Slim Fit King Cake - cooking recipe

Ingredients
    3/4 cup skim milk
    1/4 cup reduced-fat margarine, softened
    1 1/2 cups self-rising flour
    1 tablespoon instant yeast
    1/4 cup sugar and sucralose blend for baking (such as SPLENDA(R) Sugar Blend)
    1/4 cup water
    1 egg, beaten
    1 3/4 cups whole wheat flour
    3/4 (8 ounce) package fat-free cream cheese, softened
    2 very ripe bananas, mashed
    1/4 cup finely chopped pineapple
    1/8 teaspoon pineapple extract
    3 packets granular no-calorie sucralose sweetener (such as Splenda(R))

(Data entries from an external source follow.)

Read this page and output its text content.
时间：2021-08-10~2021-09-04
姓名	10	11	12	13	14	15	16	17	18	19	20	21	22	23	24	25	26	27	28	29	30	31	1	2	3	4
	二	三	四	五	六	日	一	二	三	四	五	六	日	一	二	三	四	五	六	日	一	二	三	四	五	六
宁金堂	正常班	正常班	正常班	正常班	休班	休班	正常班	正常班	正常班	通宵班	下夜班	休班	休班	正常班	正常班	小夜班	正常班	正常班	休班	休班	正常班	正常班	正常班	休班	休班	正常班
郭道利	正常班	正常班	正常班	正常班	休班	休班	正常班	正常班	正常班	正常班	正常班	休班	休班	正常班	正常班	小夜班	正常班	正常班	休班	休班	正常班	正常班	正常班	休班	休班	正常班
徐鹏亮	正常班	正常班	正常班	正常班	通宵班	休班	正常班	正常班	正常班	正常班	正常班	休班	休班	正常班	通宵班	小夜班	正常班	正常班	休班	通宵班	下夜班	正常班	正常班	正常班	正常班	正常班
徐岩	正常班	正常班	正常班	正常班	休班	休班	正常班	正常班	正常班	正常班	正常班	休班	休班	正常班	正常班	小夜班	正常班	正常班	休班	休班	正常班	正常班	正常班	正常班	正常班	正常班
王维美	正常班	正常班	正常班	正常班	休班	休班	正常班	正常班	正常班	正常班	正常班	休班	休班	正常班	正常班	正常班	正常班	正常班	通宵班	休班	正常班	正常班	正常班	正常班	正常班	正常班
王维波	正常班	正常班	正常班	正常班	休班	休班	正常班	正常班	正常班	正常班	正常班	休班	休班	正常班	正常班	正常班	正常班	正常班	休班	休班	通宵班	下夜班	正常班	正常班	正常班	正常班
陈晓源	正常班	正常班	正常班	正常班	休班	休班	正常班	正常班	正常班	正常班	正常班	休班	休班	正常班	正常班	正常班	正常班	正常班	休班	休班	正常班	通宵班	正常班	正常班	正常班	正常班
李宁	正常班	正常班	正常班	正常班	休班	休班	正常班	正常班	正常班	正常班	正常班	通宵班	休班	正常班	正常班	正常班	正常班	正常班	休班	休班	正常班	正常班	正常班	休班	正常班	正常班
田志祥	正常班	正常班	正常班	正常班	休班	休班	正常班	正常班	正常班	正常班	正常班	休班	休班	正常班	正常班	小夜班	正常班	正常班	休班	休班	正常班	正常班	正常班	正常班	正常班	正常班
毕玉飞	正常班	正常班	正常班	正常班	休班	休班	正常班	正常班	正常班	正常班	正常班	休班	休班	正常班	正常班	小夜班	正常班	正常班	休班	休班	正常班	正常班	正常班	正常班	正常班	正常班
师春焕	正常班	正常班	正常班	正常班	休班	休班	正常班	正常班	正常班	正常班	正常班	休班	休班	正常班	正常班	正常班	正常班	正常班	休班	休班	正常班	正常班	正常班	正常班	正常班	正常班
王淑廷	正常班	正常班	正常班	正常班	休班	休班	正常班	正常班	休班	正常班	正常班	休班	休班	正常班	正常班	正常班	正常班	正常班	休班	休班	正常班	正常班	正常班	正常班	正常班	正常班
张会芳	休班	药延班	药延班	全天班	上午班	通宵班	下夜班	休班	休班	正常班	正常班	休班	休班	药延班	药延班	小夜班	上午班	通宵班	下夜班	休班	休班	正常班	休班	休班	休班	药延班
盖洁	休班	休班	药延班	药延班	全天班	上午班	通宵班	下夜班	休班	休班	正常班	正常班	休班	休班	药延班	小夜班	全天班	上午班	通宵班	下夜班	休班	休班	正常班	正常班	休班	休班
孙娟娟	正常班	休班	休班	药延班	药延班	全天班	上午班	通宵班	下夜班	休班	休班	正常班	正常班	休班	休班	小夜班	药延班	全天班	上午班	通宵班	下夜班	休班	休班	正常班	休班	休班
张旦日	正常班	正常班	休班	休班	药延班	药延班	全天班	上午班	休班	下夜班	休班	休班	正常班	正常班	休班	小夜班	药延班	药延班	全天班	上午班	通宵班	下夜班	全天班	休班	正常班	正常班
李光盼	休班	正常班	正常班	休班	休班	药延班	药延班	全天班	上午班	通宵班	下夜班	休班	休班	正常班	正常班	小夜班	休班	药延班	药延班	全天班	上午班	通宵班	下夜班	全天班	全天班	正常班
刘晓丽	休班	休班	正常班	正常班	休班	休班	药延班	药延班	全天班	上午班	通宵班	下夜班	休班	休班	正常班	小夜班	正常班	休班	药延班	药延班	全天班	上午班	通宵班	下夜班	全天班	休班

    1 tablespoon reduced-fat margarine, softened
    1 cup confectioners' sugar
    2 1/2 tablespoons skim milk
    1/8 teaspoon green food coloring
    1/8 teaspoon yellow food coloring
    1/8 teaspoon purple food coloring
Preparation
    Heat 3/4 cup milk in a small saucepan over medium heat until simmering, stirring constantly.
    Remove saucepan from heat and stir in 1/4 cup margarine. Allow mixture to cool until lukewarm.
    Using the bread hook with an electric mixer, mix together the self-rising flour, yeast, and sugar and sucralose blend in a large mixing bowl.
    Stir the water, egg, and warm milk into the yeast mixture using the electric mixer; stir well to combine.
    Gradually stir in half of the whole wheat flour until no dry spots remain.
    Stir in the remaining flour, a 1/2 cup at a time, mixing well after each addition.
    When the dough has pulled together, turn it out onto a lightly floured surface and knead until smooth and elastic, about 8 minutes.
    Cover dough with a damp cloth and allow to rest for 10 minutes.
    Mix the cream cheese, bananas, and pineapple together in a bowl.
    Stir in the pineapple extract and 3 packets of sweetener; mixture will be lumpy.
    Roll the dough out to about 9x12-inches.
    Spread the banana filling about 2-inches away from one of the longer edges.
    Roll the dough into a cylinder shape, beginning with the edge without filling.
    Pinch the seam to seal.
    Shape the dough into a ring by bringing the two open edges together; pinch to seal.
    Wipe any filling from the outside of the ring.
    Cover with a damp cloth and allow to rise for 30 minutes more.
    Preheat an oven to 375 degrees F (190 degrees C).
    Transfer the dough ring to a greased and floured baking sheet.
    Bake in the preheated oven until browned, about 20 minutes.
    Cool in the pans for 10 minutes before removing to cool completely on a wire rack.
    Mix 1 tablespoon margarine with confectioners' sugar in a small bowl.
    Stir in the remaining milk 1 tablespoon at a time until the mixture is easily drizzled.
    Drizzle about 1/4 of the icing over the cooled cake.
    Divide the remaining icing into 3 small bowls.
    Stir in the green food coloring into one bowl; stir the yellow food coloring into the next bowl; and stir the purple food coloring into the last bowl.
    Drizzle each of the colored icings over the cake.